Explaining that commitment, Chief Financial Officer Pete Scott said, “If I were to choose one part of our business that has the most upside over the next two to three years, it’s our senior housing business.”

Scott and CEO Thomas Herzog noted that HCP has beefed up its senior housing team to prepare for the growing population of older adults that will change the supply / demand equation.

“The team is set, and we’re hard at work now on building out the process, procedure and information technology, and I think within the next year we will get there,” Herzog said. “We know exactly what we’d like to build, and it’s just a matter of doing the work to get there.”

The executives described a three-pronged plan to reposition the REIT’s senior housing portfolio:

1) Better balance the operator mix. “It’s never good to be dependent on a third party you can’t control,” Brinker said. HCP’s portfolio includes 26,700 senior housing units, according to a presentation the REIT prepared for the conference. The organization has reduced the concentration of Brookdale Senior Living properties in its portfolio and will keep doing so, Herzog said. (Brookdale represented 35% of NOI two years ago and now represents 17%, he said in November.) The operators dominating HCP’s senior housing portfolio right now, according to the presentation, are Brookdale, Sunrise Senior Living, Atria Senior Living, Harbor Retirement Associates and Aegis Living.

2) Improve the quality of the real estate. “The average age in our portfolio is more than 20 years old,” Brinker said. “Most of that product can still compete, but it does require a lot of capital to do so.” The REIT has sold the properties that executives didn’t think could be competitive and is redeveloping or transitioning other properties to new operators, he said. “As we look to do acquisition and development, we will try to acquire more modern properties,” Brinker said.
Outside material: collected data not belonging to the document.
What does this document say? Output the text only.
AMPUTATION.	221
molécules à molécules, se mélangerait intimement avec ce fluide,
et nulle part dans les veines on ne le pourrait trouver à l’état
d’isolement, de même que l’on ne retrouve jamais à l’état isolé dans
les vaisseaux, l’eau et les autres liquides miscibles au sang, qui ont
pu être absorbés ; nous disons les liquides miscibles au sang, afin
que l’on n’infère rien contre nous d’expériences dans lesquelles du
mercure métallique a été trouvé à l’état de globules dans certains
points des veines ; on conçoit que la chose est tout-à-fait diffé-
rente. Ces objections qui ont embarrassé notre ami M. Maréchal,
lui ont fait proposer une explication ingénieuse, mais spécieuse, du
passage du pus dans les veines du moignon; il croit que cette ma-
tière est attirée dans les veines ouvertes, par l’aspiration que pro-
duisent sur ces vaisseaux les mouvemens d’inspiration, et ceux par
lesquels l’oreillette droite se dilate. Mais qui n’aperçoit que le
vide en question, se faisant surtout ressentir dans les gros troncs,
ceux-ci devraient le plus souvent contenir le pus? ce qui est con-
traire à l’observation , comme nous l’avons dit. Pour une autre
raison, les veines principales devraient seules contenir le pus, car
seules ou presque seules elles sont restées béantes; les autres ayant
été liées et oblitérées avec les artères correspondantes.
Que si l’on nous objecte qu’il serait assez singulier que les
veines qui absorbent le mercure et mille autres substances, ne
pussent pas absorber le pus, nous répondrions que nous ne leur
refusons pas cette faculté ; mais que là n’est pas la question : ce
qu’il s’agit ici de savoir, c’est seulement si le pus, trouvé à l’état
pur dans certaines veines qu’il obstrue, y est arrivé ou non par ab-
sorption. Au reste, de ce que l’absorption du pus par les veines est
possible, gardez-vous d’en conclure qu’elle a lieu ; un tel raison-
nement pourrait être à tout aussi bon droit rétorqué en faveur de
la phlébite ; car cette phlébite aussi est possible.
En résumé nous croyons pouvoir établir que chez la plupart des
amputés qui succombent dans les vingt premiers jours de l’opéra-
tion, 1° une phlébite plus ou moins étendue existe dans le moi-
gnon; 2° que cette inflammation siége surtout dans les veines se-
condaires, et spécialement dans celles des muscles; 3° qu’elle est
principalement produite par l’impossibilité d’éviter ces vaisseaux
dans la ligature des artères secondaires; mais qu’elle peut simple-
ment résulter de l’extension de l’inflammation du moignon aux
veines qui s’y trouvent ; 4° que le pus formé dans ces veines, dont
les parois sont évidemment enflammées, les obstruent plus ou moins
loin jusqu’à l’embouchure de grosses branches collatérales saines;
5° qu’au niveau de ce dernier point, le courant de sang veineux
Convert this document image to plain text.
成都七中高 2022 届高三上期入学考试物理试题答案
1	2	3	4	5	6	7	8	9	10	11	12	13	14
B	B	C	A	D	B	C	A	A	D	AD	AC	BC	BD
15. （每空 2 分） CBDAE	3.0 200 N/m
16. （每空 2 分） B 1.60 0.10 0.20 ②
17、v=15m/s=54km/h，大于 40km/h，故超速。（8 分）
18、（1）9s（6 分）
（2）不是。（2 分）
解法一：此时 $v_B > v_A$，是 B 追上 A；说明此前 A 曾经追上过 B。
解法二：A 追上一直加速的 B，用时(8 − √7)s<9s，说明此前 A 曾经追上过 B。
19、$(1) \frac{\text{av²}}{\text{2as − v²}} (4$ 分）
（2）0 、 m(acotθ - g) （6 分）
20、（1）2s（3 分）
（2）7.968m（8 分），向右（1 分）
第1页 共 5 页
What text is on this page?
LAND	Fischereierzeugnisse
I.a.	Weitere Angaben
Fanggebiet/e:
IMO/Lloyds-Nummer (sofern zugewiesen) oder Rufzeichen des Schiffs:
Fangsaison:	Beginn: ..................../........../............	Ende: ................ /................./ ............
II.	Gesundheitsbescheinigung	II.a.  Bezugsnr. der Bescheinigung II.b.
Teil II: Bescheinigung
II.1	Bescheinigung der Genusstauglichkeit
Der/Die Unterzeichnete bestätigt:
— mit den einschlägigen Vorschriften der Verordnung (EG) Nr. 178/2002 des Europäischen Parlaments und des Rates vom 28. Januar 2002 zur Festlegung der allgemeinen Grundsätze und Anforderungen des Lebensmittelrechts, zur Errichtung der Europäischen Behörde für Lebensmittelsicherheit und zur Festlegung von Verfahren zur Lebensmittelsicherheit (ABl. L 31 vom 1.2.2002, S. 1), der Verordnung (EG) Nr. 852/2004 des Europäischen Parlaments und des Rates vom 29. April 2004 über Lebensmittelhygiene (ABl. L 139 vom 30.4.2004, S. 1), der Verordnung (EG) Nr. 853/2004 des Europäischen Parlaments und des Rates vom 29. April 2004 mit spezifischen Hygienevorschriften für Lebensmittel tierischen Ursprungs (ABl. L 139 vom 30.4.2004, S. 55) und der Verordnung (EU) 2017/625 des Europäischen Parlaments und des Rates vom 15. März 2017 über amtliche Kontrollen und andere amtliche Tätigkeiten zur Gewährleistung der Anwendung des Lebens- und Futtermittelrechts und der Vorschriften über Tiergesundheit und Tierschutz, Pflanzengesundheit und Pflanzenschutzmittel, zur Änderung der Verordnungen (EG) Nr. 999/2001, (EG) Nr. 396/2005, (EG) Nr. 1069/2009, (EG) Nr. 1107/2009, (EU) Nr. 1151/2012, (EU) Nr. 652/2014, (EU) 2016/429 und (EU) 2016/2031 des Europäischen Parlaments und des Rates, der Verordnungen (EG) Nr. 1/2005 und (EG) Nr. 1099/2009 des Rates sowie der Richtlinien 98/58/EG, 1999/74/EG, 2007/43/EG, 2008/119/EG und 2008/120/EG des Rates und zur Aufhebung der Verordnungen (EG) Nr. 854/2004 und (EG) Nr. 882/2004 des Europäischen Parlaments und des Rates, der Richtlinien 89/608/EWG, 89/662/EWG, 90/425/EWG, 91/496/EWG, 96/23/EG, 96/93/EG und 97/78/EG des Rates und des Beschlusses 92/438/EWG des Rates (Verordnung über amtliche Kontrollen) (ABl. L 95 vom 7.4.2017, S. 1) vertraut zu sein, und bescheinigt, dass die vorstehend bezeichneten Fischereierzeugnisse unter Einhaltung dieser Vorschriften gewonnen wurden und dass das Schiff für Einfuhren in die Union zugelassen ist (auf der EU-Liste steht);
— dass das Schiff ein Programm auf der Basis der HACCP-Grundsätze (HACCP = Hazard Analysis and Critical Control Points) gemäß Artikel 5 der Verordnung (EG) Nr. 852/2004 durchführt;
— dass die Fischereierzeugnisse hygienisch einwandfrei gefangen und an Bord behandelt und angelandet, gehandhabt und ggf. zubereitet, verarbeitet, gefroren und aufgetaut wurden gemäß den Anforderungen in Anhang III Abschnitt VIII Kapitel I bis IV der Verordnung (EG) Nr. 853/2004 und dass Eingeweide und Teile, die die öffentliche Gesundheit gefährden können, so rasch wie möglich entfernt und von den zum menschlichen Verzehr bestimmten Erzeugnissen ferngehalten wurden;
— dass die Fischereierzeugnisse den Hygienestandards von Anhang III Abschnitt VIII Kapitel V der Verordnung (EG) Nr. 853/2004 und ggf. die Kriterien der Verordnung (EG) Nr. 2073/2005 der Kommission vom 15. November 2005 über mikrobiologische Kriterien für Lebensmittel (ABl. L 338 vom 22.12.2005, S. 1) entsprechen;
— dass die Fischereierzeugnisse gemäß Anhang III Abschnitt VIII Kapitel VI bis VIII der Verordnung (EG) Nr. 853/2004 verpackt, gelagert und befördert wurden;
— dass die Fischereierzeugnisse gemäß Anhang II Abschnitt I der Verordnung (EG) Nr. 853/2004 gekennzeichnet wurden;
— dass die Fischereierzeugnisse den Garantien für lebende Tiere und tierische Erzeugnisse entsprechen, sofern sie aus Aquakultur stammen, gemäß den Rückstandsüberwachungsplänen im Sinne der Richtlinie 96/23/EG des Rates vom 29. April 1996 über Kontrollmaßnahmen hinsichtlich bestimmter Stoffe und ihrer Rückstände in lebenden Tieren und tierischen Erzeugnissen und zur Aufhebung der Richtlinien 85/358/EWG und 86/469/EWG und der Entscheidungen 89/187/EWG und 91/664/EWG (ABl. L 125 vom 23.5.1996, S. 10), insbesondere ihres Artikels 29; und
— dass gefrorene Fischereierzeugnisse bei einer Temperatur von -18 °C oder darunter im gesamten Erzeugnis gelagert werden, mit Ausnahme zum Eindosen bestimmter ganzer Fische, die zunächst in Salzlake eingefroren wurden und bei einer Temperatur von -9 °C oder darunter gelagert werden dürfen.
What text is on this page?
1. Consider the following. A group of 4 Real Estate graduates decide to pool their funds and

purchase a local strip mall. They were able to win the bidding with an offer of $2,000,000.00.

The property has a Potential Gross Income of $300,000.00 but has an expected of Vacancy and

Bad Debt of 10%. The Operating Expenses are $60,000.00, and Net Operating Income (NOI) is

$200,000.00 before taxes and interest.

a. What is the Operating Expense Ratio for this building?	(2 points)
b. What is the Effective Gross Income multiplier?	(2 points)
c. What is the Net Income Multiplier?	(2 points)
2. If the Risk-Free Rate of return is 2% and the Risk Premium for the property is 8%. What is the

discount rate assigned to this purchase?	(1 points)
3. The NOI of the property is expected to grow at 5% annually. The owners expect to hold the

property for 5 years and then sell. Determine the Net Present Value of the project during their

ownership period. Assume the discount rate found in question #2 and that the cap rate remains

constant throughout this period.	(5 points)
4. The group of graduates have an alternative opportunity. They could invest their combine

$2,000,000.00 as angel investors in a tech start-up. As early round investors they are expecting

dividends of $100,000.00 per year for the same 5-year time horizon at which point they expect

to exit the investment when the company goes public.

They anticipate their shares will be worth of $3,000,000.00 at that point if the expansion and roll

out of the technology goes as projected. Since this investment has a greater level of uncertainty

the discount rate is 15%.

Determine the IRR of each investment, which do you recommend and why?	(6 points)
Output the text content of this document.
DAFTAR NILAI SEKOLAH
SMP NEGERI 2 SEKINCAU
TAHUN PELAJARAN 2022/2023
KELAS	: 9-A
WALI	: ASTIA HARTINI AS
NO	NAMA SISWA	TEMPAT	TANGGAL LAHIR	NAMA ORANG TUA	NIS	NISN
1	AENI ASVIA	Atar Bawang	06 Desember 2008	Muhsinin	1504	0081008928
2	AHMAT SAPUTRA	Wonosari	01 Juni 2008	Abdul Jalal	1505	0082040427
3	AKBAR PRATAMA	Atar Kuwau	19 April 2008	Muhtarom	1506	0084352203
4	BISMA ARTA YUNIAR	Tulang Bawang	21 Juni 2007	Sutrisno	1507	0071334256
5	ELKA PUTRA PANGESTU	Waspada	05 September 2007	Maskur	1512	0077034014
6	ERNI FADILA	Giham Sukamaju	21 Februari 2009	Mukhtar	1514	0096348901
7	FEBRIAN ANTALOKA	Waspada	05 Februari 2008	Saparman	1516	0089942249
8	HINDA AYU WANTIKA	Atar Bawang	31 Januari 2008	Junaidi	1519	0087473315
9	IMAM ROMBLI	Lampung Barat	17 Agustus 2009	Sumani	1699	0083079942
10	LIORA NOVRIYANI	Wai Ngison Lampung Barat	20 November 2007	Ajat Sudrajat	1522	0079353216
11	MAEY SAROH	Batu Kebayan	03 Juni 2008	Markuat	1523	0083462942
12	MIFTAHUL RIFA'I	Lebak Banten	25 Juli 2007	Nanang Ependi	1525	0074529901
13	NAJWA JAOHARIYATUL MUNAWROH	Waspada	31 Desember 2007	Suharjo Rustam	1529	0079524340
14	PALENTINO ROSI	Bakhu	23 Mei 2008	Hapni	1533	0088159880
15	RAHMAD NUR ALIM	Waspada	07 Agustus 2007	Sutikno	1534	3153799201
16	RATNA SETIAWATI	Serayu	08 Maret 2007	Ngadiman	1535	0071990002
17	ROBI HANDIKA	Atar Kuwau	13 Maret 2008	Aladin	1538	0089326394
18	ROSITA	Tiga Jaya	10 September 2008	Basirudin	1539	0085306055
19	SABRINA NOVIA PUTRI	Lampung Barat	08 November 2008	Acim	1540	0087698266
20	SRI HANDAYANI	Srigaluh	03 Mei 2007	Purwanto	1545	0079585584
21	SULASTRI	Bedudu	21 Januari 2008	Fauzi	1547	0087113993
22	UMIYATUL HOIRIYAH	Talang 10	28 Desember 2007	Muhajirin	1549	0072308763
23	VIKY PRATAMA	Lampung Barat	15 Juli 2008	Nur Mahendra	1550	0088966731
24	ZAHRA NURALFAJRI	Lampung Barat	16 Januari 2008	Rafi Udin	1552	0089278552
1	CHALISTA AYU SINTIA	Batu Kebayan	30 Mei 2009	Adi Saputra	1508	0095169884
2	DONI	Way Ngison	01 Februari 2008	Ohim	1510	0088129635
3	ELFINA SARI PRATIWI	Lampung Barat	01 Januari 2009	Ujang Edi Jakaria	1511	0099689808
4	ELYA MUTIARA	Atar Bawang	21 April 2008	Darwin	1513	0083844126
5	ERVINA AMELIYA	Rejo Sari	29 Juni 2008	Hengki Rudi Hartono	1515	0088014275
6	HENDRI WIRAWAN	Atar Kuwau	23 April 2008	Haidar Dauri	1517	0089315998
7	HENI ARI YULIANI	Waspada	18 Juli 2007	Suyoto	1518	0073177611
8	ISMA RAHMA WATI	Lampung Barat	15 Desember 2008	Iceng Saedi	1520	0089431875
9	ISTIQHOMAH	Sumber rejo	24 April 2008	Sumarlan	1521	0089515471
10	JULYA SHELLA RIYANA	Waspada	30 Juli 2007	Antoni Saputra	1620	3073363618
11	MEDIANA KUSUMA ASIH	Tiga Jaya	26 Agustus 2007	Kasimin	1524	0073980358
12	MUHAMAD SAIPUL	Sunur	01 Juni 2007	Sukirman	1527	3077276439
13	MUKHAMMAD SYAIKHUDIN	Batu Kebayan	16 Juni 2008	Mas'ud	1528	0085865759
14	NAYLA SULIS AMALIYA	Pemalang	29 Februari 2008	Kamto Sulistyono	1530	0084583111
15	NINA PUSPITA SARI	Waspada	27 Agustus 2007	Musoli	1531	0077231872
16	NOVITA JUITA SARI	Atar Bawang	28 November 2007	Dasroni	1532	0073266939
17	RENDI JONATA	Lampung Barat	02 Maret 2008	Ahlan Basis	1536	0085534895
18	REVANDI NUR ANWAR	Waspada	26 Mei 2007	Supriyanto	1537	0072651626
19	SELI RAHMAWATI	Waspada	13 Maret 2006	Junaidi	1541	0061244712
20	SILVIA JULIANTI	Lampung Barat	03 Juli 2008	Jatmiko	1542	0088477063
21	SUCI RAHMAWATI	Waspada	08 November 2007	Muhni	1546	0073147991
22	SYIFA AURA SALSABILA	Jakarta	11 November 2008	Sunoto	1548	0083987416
3) Convert more properties to SHOP from triple-net leases. “Two-thirds of our senior housing portfolio today is triple net; it’s one-third [senior housing operating portfolio],” Brinker said. “We think, over time, that will flip and the majority of that senior housing portfolio will be in the SHOP structure.” The current triple-net leased portfolio has “some really, really good assets” and some operators who may prefer to be in the SHOP portfolio, he said, adding that moving some of them would “pretty dramatically” improve the quality of the SHOP portfolio.